Successful auction buying requires: 1) thorough pre-auction research using past prices and condition reports, 2) setting a hard maximum bid before live bidding starts, 3) factoring 25-30% buyer’s premium plus shipping/storage into your math, 4) requesting condition reports for any piece over $1,000, and 5) bidding through phone or absentee for high-value lots to avoid emotional in-room bidding. Major auction houses (Christie’s, Sotheby’s, Heritage, Phillips, Bonhams, Goldin) provide buyer protection that eBay/Catawiki cannot match.
Pre-Auction Research
Before any auction bid, complete this checklist: 1) Verify recent comparable sales (use Heritage Auctions database, RM Sotheby’s archive, or category-specific tools like Hodinkee Pro for watches). 2) Read the full lot description including provenance and condition statements. 3) Request a condition report — auction houses provide these free for any registered bidder. 4) Verify authenticity claims; auction houses guarantee authenticity but interpretation of “school of” or “attributed to” varies. 5) Calculate total cost including buyer’s premium (typically 25-30%), shipping, taxes, and any applicable import duties.
Setting Your Maximum Bid
Determine your absolute maximum bid before the auction begins, write it down, and tell a friend. The single biggest mistake auction buyers make is incremental rationalization — “just one more bid increment” — that pushes them 20-50% over their predetermined ceiling. Major auction houses generally bid in 10% increments at lower price levels, transitioning to fixed dollar amounts for higher prices.
Bidding Methods
In-person bidding works for collectors with auction-room experience and emotional discipline. Phone bidding (through an auction-house specialist) is preferred for high-value lots; the specialist communicates bid increments and can pace your bids. Absentee/online bidding is convenient but creates emotional traps; many collectors set their absentee max too high “just in case.” Live online bidding (via Christie’s Live, Sotheby’s Live, or RM Sotheby’s online) lets you watch and bid in real-time without the in-room peer pressure.

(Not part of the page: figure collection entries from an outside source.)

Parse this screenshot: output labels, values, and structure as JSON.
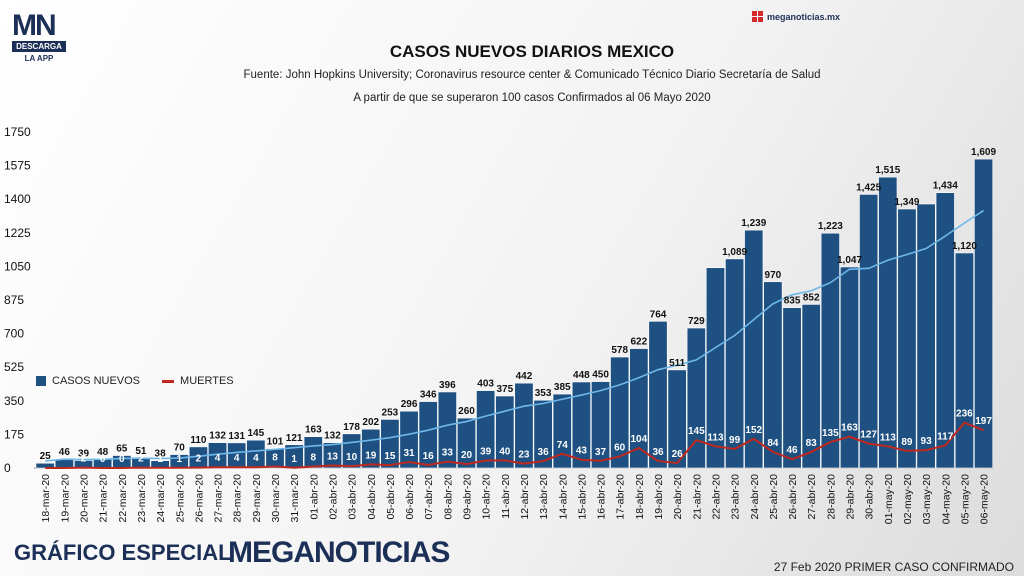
{
  "branding": {
    "logo_text": "MN",
    "logo_bar": "DESCARGA",
    "logo_sub": "LA APP",
    "site": "meganoticias.mx",
    "footer_left": "GRÁFICO ESPECIAL",
    "footer_brand": "MEGANOTICIAS",
    "footer_right": "27 Feb 2020 PRIMER CASO CONFIRMADO"
  },
  "colors": {
    "bar": "#1f5082",
    "deaths_line": "#c0281e",
    "trend_line": "#6fb7e8",
    "label_on_bar": "#ffffff"
  },
  "chart_data": {
    "type": "bar",
    "title": "CASOS NUEVOS DIARIOS MEXICO",
    "subtitle": "Fuente: John Hopkins University; Coronavirus resource center & Comunicado Técnico Diario Secretaría de Salud",
    "subtitle2": "A partir de que se superaron 100 casos Confirmados al 06 Mayo 2020",
    "ylim": [
      0,
      1750
    ],
    "yticks": [
      "0",
      "175",
      "350",
      "525",
      "700",
      "875",
      "1050",
      "1225",
      "1400",
      "1575",
      "1750"
    ],
    "legend": {
      "position": "left-middle",
      "entries": [
        "CASOS NUEVOS",
        "MUERTES"
      ]
    },
    "categories": [
      "18-mar-20",
      "19-mar-20",
      "20-mar-20",
      "21-mar-20",
      "22-mar-20",
      "23-mar-20",
      "24-mar-20",
      "25-mar-20",
      "26-mar-20",
      "27-mar-20",
      "28-mar-20",
      "29-mar-20",
      "30-mar-20",
      "31-mar-20",
      "01-abr-20",
      "02-abr-20",
      "03-abr-20",
      "04-abr-20",
      "05-abr-20",
      "06-abr-20",
      "07-abr-20",
      "08-abr-20",
      "09-abr-20",
      "10-abr-20",
      "11-abr-20",
      "12-abr-20",
      "13-abr-20",
      "14-abr-20",
      "15-abr-20",
      "16-abr-20",
      "17-abr-20",
      "18-abr-20",
      "19-abr-20",
      "20-abr-20",
      "21-abr-20",
      "22-abr-20",
      "23-abr-20",
      "24-abr-20",
      "25-abr-20",
      "26-abr-20",
      "27-abr-20",
      "28-abr-20",
      "29-abr-20",
      "30-abr-20",
      "01-may-20",
      "02-may-20",
      "03-may-20",
      "04-may-20",
      "05-may-20",
      "06-may-20"
    ],
    "series": [
      {
        "name": "CASOS NUEVOS",
        "labels": [
          "25",
          "46",
          "39",
          "48",
          "65",
          "51",
          "38",
          "70",
          "110",
          "132",
          "131",
          "145",
          "101",
          "121",
          "163",
          "132",
          "178",
          "202",
          "253",
          "296",
          "346",
          "396",
          "260",
          "403",
          "375",
          "442",
          "353",
          "385",
          "448",
          "450",
          "578",
          "622",
          "764",
          "511",
          "729",
          "",
          "1,089",
          "1,239",
          "970",
          "835",
          "852",
          "1,223",
          "1,047",
          "1,425",
          "1,515",
          "1,349",
          "",
          "1,434",
          "1,120",
          "1,609"
        ],
        "values": [
          25,
          46,
          39,
          48,
          65,
          51,
          38,
          70,
          110,
          132,
          131,
          145,
          101,
          121,
          163,
          132,
          178,
          202,
          253,
          296,
          346,
          396,
          260,
          403,
          375,
          442,
          353,
          385,
          448,
          450,
          578,
          622,
          764,
          511,
          729,
          1043,
          1089,
          1239,
          970,
          835,
          852,
          1223,
          1047,
          1425,
          1515,
          1349,
          1375,
          1434,
          1120,
          1609
        ]
      },
      {
        "name": "MUERTES",
        "labels": [
          "",
          "",
          "2",
          "0",
          "0",
          "2",
          "1",
          "1",
          "2",
          "4",
          "4",
          "4",
          "8",
          "1",
          "8",
          "13",
          "10",
          "19",
          "15",
          "31",
          "16",
          "33",
          "20",
          "39",
          "40",
          "23",
          "36",
          "74",
          "43",
          "37",
          "60",
          "104",
          "36",
          "26",
          "145",
          "113",
          "99",
          "152",
          "84",
          "46",
          "83",
          "135",
          "163",
          "127",
          "113",
          "89",
          "93",
          "117",
          "236",
          "197"
        ],
        "values": [
          0,
          0,
          2,
          0,
          0,
          2,
          1,
          1,
          2,
          4,
          4,
          4,
          8,
          1,
          8,
          13,
          10,
          19,
          15,
          31,
          16,
          33,
          20,
          39,
          40,
          23,
          36,
          74,
          43,
          37,
          60,
          104,
          36,
          26,
          145,
          113,
          99,
          152,
          84,
          46,
          83,
          135,
          163,
          127,
          113,
          89,
          93,
          117,
          236,
          197
        ]
      },
      {
        "values": [
          36,
          46,
          44,
          45,
          50,
          51,
          49,
          52,
          61,
          72,
          81,
          89,
          97,
          106,
          115,
          122,
          133,
          145,
          158,
          176,
          197,
          223,
          242,
          270,
          296,
          322,
          336,
          358,
          380,
          403,
          433,
          470,
          512,
          535,
          563,
          627,
          690,
          773,
          855,
          902,
          923,
          965,
          1035,
          1040,
          1082,
          1112,
          1143,
          1208,
          1276,
          1341
        ]
      }
    ]
  }
}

Condition Reports — How to Read Them
Auction houses use standardized condition language that can be misleading to novices. “Good condition” often means typical wear for age. “Light wear consistent with age” means significant wear. “Minor restoration” can mean substantial intervention. Request photographs of any concerns and ask specific questions: “Is the dial original?” “What restoration has been performed?” “Is the case unpolished?” Specialists will answer truthfully — vague answers are themselves a red flag.
The Buyer’s Premium Math
Add 25-30% to your hammer-price math. A piece estimated at $10,000 with a hammer of $12,000 actually costs you $15,000-$15,600 after buyer’s premium, plus shipping ($100-$1,000), insurance, and storage if not collected within the auction-house window. Some auction houses (Heritage, certain Bonhams sales) charge 25%; others (Christie’s, Sotheby’s, Phillips) charge 26-28% on lower-priced lots and slightly less on high-end pieces.
Common Mistakes to Avoid
1) Bidding without reading the full catalog notes. 2) Ignoring “as is” or “no warranty” labels. 3) Bidding on the highest-grossing lot of an auction (these are rarely undervalued). 4) Bidding in unfamiliar categories. 5) Skipping the preview viewing if local. 6) Bidding online while emotionally invested. 7) Paying with credit card and missing premium increases. 8) Failing to read shipping and storage policies. 9) Underestimating import duties for international purchases. 10) Failing to verify the auction house’s authenticity guarantee terms.
When to Walk Away
Always walk away if: condition reveals significant issues you missed during preview; the lot exceeds 90% of recent comparable sales; you find yourself rationalizing past your predetermined maximum; or your gut tells you something is off. The next great piece is always coming up.